Nos voisins, les Fossat, étaient des gens sans histoire et toujours serviables. Nous n'avions que de très bons rapports. Ils étaient locataires de Madame Redon qui habitait à proximité dans la même rue. Cette femme était la veuve d'un ancien marchand de volailles qui avait réussi (comme on disait à l'époque) et qui fut collègue du grand- père de Jacques Serbat de Lamagistère mais ce dernier n'a pas réussi ses affaires.

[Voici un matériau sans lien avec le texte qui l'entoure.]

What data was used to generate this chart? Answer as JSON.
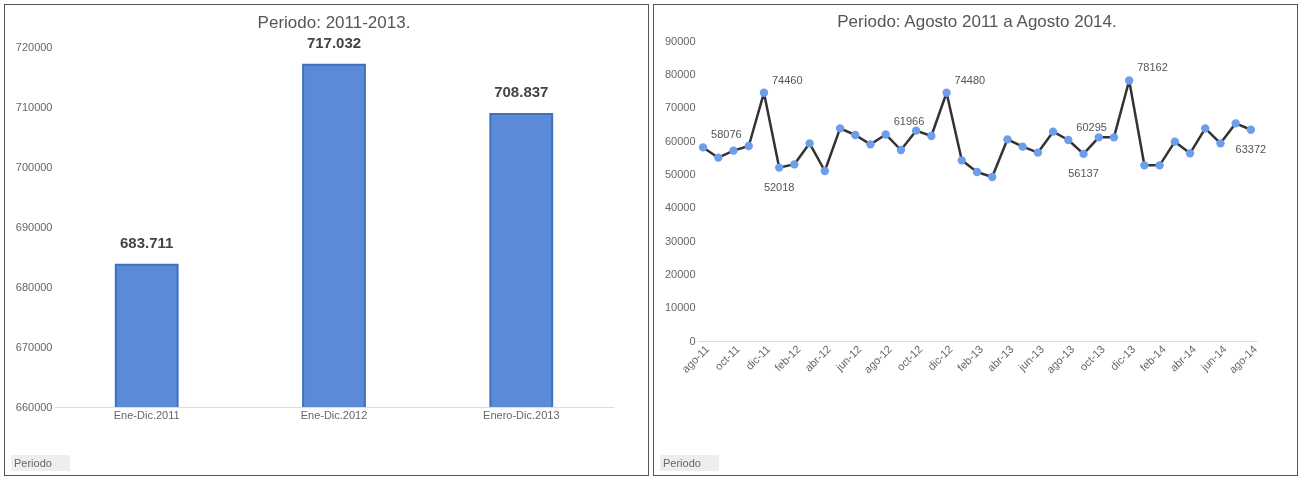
{
  "chart_data": [
    {
      "type": "bar",
      "title": "Periodo: 2011-2013.",
      "categories": [
        "Ene-Dic.2011",
        "Ene-Dic.2012",
        "Enero-Dic.2013"
      ],
      "values": [
        683711,
        717032,
        708837
      ],
      "value_labels": [
        "683.711",
        "717.032",
        "708.837"
      ],
      "color": "#5b8ad8",
      "ylim": [
        660000,
        720000
      ],
      "yticks": [
        660000,
        670000,
        680000,
        690000,
        700000,
        710000,
        720000
      ],
      "grid": false,
      "annotations": [
        "Periodo"
      ]
    },
    {
      "type": "line",
      "title": "Periodo: Agosto 2011 a Agosto 2014.",
      "categories": [
        "ago-11",
        null,
        "oct-11",
        null,
        "dic-11",
        null,
        "feb-12",
        null,
        "abr-12",
        null,
        "jun-12",
        null,
        "ago-12",
        null,
        "oct-12",
        null,
        "dic-12",
        null,
        "feb-13",
        null,
        "abr-13",
        null,
        "jun-13",
        null,
        "ago-13",
        null,
        "oct-13",
        null,
        "dic-13",
        null,
        "feb-14",
        null,
        "abr-14",
        null,
        "jun-14",
        null,
        "ago-14"
      ],
      "series": [
        {
          "color": "#6d9eeb",
          "values": [
            58076,
            55000,
            57100,
            58500,
            74460,
            52018,
            53000,
            59300,
            51000,
            63800,
            61800,
            59000,
            61966,
            57300,
            63100,
            61500,
            74480,
            54200,
            50700,
            49200,
            60500,
            58300,
            56500,
            62800,
            60295,
            56137,
            61100,
            61100,
            78162,
            52700,
            52700,
            59800,
            56300,
            63800,
            59300,
            65300,
            63372
          ],
          "value_labels": [
            "58076",
            null,
            null,
            null,
            "74460",
            "52018",
            null,
            null,
            null,
            null,
            null,
            null,
            "61966",
            null,
            null,
            null,
            "74480",
            null,
            null,
            null,
            null,
            null,
            null,
            null,
            "60295",
            "56137",
            null,
            null,
            "78162",
            null,
            null,
            null,
            null,
            null,
            null,
            null,
            "63372"
          ]
        }
      ],
      "ylim": [
        0,
        90000
      ],
      "yticks": [
        0,
        10000,
        20000,
        30000,
        40000,
        50000,
        60000,
        70000,
        80000,
        90000
      ],
      "marker": "circle",
      "line_style": "solid",
      "grid": false,
      "annotations": [
        "Periodo"
      ]
    }
  ]
}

La famille Fossat en 1939 comprenait les parents et leurs cinq enfants. Le père, déjà vieux et perclus de rhumatismes, ancien ouvrier agricole, ne parlait pratiquement qu'en occitan. La mère, un peu plus jeune, travaillait à l'hôpital de Moissac. Ils eurent beaucoup d'enfants mais certains ne vécurent que quelques jours.

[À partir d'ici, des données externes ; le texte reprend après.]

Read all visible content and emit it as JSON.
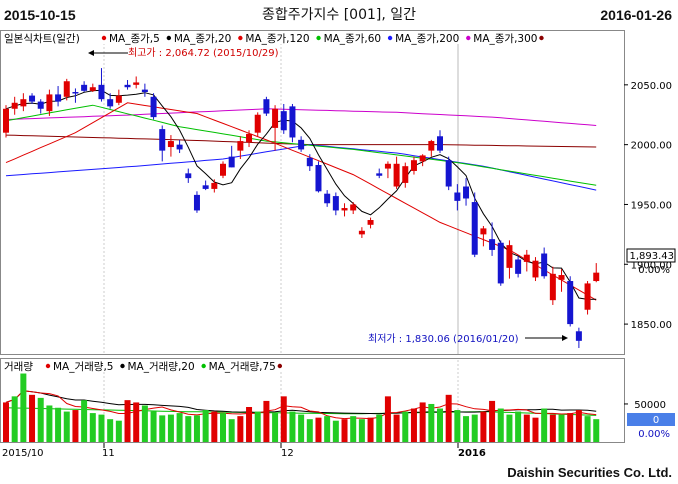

A l'époque où je commence à comprendre mon environnement il y avait trois ainés : une fille Odile, déjà mariée à un certain Libéros, suivie de deux garçons, Roger et Gaston ; ce dernier je l'ai bien connu.

Gaston appartenait à la génération des jeunes hommes qui furent envoyés en Allemagne durant la Seconde guerre mondiale dans le cadre du STO. Lui il a travaillé à Hanovre dans une usine métallurgique. Après la guerre il travailla, bien sûr à l'usine de Castel (on lui devait bien ça disaient les gens à l'époque).

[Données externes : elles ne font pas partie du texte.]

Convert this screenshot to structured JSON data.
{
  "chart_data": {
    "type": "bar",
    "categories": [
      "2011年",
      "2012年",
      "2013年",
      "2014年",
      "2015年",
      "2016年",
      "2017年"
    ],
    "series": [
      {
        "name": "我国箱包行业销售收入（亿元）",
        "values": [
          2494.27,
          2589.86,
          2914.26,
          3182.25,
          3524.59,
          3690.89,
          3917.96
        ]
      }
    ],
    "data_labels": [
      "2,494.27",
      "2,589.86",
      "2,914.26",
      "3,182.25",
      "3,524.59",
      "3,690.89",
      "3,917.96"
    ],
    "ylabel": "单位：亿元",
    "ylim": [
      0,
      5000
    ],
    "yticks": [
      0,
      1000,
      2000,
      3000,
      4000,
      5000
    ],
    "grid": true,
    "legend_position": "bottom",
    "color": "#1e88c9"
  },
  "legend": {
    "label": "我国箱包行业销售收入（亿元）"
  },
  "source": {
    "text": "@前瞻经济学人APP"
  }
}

Deux filles clôturaient la liste : Jeannine et Suzanne Fossat. Cette dernière avait un an de plus que moi, elle était souvent ma compagne de jeux.

Donc au moment du décès de Roger Fossat, le jour de l'enterrement on m'avait confié à la garde d'une voisine, madame Ghio, dont la maison se trouve en face des Fossat. Je revois encore (vaguement il est vrai) énormément de monde devant chez eux mais madame Ghio m'a éloigné de la fenêtre.

C'était la stupéfaction générale dans notre petite rue, je suppose.

Plus tard, lorsque mon père racontait cet événement à des clients qui venaient à l'atelier il disait que « ce pauvre Roger avait plongé dans une cuve pleine d'acide pour éteindre le feu qui avait pris sur ses vêtements et qu'il était mort dans d'atroces souffrances »

Ce que je peux ajouter c'est que, à ma connaissance, les Moissagais qui travaillaient à l'usine de Castel étaient relativement nombreux. Au début des années soixante l'un de mes meilleurs amis, André Juilhac, avait réussi à se faire embaucher à Castel. Pour se déplacer il utilisa d'abord sa bicyclette, puis une pétrolette et pour finir une 2 CV Citroën.

Un an plus tard, après cet accident, la Guerre, la défaite, l'invasion, la débâcle et l'arrivée de nombreux réfugiés en provenance du Nord de la France.